Category: Shifting Perspectives Written by Nimue Brown
When we don’t believe someone who says they have been a victim, this may well be because they don’t fit our ideas of what a victim should look like. It’s worth taking the time to consider those ideas, because all too often they are immensely problematic and serve to support and enable abuse.
The victim is too calm when they talk about what happened. We feel they should show more emotion. The victim is too emotional when they talk about what happened, they seem unhinged and unconvincing. Everyone handles trauma differently, neurodivergence can inform this as well. Focusing on the manner of delivery and not the content being delivered isn’t a good choice.
The victim is not a perfect and blameless person so it was probably their fault. Most people, if you scrutinise them, turn out not to be perfect and blameless in all possible ways. Outside of self defence issues, if someone has been harmed it is because someone has chosen to harm them. Harm is the choice of the aggressor, it is not an inevitable consequence of the victim’s behaviour.
The victim cannot recall everything in perfect detail and their testimony is muddled and confused. Again, trauma does this to people, and human memories aren’t that clear. Tell me what you did on a Tuesday morning, three years ago. Include exact quotes from conversations and the precise time those conversations took place.
The victim didn’t go straight to the police. This happens a lot, around bullying and domestic abuse. If someone jumps out at you unexpectedly with a knife you probably know that wasn’t ok. If the person you live with just pushed you too hard and didn’t mean to scare you and was only doing it for your own good and was drunk and was just upset about the thing you said… it can take a while to decide to go to the police.
If it was really that bad, they would have left. No. Controlling behaviour is all about manipulating people into staying. Abusers often isolate their victims. When the choice is between staying and homelessness, which one do you pick? Walking away isn’t easy if you have children, and the family courts have obliged many victims to be in regular contact with their abusers.
Often we judge a victim based on what we think we’d do in the same situation. We think we’d fight back, report quickly and recall things in clear detail. This is the kind of thing people believe when they’ve not been traumatised by violence and gaslighting. We think we’d be credible and that everyone would believe us – and let me tell you it’s a real system shock when that turns out not to be the case. You probably don’t think you’ve done things that would make you easy to blame – I was surprised by what was weaponised against me, people often are.

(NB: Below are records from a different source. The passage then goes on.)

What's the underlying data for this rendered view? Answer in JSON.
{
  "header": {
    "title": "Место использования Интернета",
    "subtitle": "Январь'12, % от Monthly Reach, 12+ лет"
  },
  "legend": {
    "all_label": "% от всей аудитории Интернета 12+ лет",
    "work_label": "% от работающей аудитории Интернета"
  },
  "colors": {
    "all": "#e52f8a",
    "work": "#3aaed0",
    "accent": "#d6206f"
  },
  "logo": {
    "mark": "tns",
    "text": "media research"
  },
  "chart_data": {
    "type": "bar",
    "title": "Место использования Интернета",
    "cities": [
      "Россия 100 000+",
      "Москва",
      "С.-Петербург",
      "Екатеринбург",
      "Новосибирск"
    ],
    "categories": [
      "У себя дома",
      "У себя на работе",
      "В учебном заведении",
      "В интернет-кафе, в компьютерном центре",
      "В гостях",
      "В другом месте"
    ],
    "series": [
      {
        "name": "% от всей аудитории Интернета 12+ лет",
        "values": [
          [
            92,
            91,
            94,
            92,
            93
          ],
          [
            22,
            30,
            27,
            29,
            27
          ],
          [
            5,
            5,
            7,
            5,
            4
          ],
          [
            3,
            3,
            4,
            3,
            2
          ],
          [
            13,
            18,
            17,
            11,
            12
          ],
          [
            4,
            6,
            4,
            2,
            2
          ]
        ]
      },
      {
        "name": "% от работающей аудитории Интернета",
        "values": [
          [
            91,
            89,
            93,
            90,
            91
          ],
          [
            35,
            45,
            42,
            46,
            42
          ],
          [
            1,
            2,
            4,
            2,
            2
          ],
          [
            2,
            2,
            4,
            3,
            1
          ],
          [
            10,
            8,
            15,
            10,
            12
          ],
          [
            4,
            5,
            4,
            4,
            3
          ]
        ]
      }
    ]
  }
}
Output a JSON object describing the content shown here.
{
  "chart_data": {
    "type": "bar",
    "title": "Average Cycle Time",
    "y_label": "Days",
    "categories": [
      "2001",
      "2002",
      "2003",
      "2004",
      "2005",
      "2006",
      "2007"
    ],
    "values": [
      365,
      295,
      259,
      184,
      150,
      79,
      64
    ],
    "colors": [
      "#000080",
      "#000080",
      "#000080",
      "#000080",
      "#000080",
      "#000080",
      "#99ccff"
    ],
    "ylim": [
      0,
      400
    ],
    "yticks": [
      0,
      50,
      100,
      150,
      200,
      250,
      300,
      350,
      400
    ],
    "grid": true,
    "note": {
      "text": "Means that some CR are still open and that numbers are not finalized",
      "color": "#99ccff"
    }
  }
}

There’s a defensive aspect to it. No one wants to believe they are the sort of person who could become a victim. If the victim deserves it, or is responsible for it continuing then clearly it wouldn’t happen to you and that makes you feel safer and more comfortable. Victim blaming comforts the people who are not victims (yet) and does nothing to change or improve anything. Victim blaming enables abuse, and demanding that a person be the perfect victim in order to be taken seriously makes it difficult for anyone to be taken seriously.